La tentation de se valoriser, appelée également l’auto-pub, est un mal qui n’épargne personne. Et ce y compris les organismes et services publics soumis pourtant au « devoir de réserve ». Depuis plusieurs semaines, l’IGF (Inspection générale des finances) et la police judiciaire des parquets ont déployés des enquêteurs « sur le terrain ». Les fuites volontaires et involontaires ne se comptent plus. Et pourtant, ces deux entités sont censées travailler dans la discrétion sous la direction du ministère public. Le procureur.

Ceux qui ont l’habitude de suivre les médias kinois diffusés sur You Tube ont sans doute appris que des agents de l’IGF enquêtent actuellement sur des exemptions que la DGDA (Douanes) aurait accordées à certaines entreprises évoluant dans l’import-export à nos principaux poste-frontières. Après Matadi, au Kongo Central, des inspecteurs sont attendus à Kasumbalesa, province du Haut Katanga.

Jules Alingete Key, Inspecteur général des finances

Selon ces sources, les investigateurs de l’IGF auraient déjà répertorié 1.326 entreprises qui jouissent de ce « privilège » appelé communément « exonération ». Une situation qui ferait perdre à l’Etat congolais pas moins de cinq milliards de dollars US. Les mêmes sources indiquent que la société « Egal », spécialisée dans l »importation des produits frais, serait dans le viseur des investigateurs. Cette entreprise est réputée proche de la famille de l’ex-président « Joseph Kabila ». Albert Yuma Mulimbi serait le président du conseil d’administration.

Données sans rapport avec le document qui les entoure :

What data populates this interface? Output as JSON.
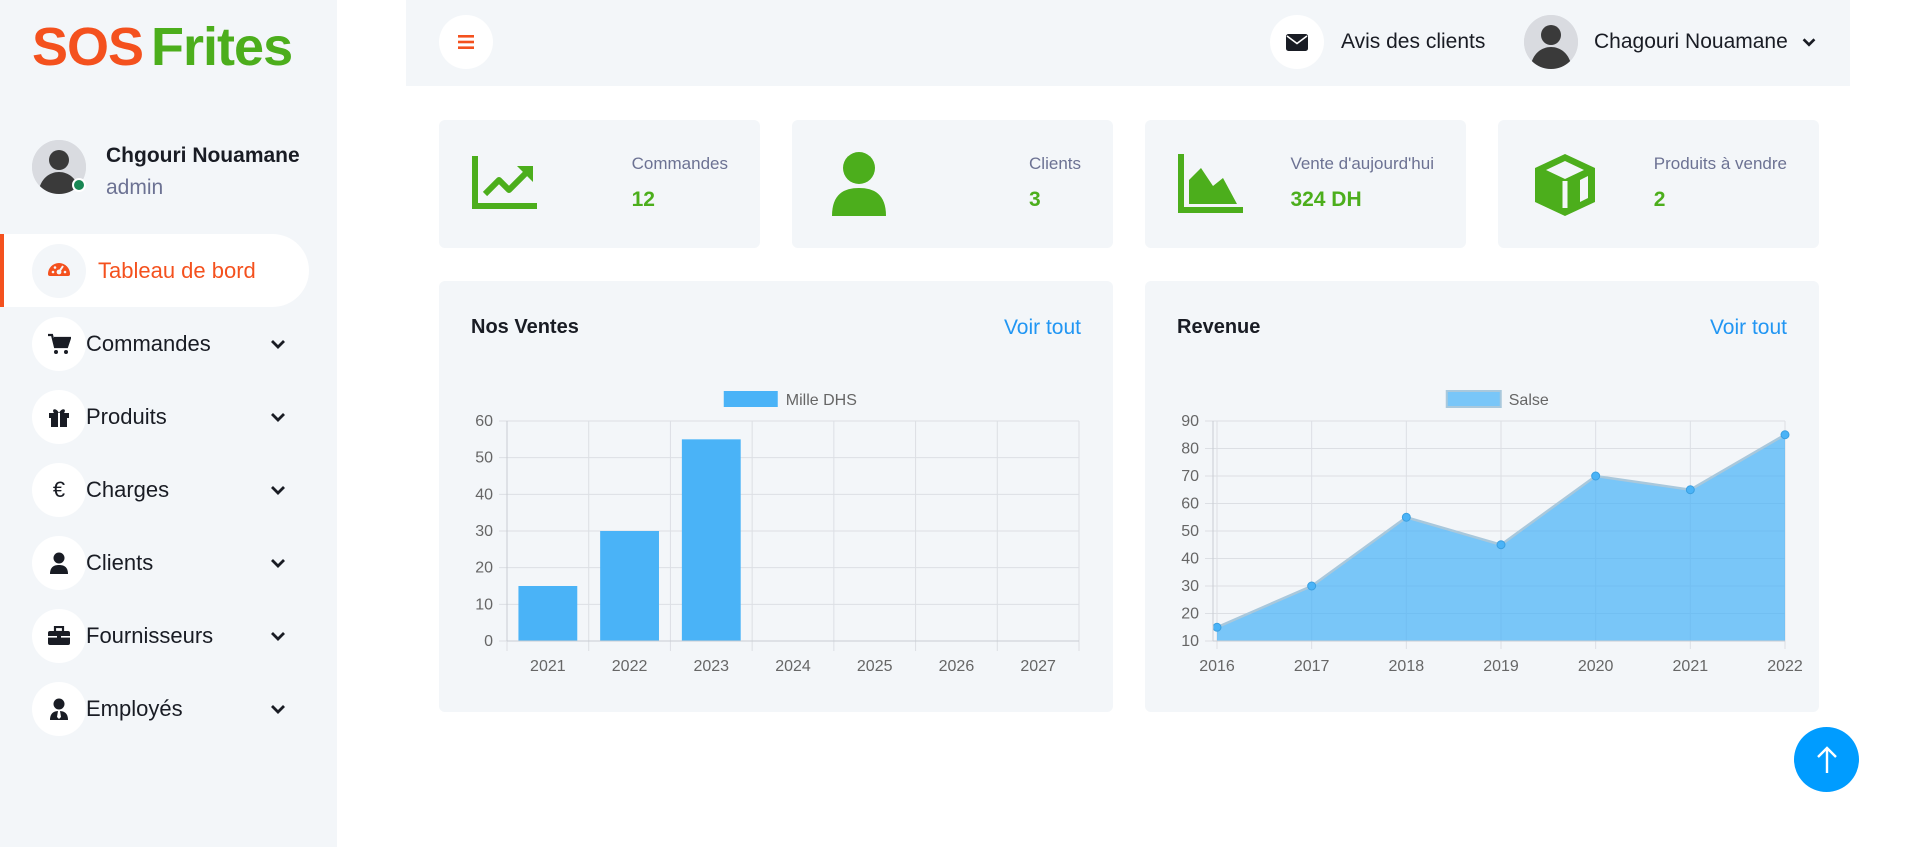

L’IGF a lancé un « spot publicitaire » sous la forme d’un sketch pour soutenir sa campagne de sensibilisation à la bonne gestion des « finances et biens publics ». Des comédiens kinois ont été mis à contribution. On reconnait notamment Saï-Saï, Esobe et Kalunga. En résumé, le premier joue le rôle d’un « ministre » qui exhorte un de ses conseillers à ajouter deux zéros sur une facture de 90 millions de Francs congolais. « Neuf milliards! », s’écrie le conseiller. Réplique du ministre: « Tu veux qu’on sorte les poches vides de ce gouvernement? » Un slogan de l’IGF apparaît aussitôt: « Les finances et biens publics sont une propriété de l’Etat qui doivent être bien gérés ».

Vendredi 7 août, le « Service de presse de la police judiciaire des parquets » a publié un communiqué sur papier à en tête du « Quartier général de la Police Judiciaire des Parquets » mieux connu sous l’appellation « Casier judiciaire ». Le texte est signé par Albert Kibwe Kasali, directeur administratif et services généraux.

DES FAITS INFRACTIONNELS DOCUMENTÉS

On y apprend que la police judiciaire des parquets a mobilisé cinq équipes d’inspecteurs judiciaires qui opèrent depuis trois semaines. Ces derniers ont « documenté » plusieurs « faits infractionnnels ». « Il se trouve que parmi les dossiers phares, précise le texte, il y a des cas où certaines entreprises et sociétés minières, pétrolières et de commerce général ont, d’une part, minoré leurs productions pour amenuiser leurs impôts sur les bénéfices, et, d’autre part, ont déclaré des pertes pour ne pas payer conséquemment les impôts par rapport aux bénéfices et profits réalisés, alors que les investigations menées par les inspecteurs judiciaires, sur le plan international, étant entendu que celles-ci font partie des consortiums, démontrent qu’elles ont réalisé de gros bénéfices ».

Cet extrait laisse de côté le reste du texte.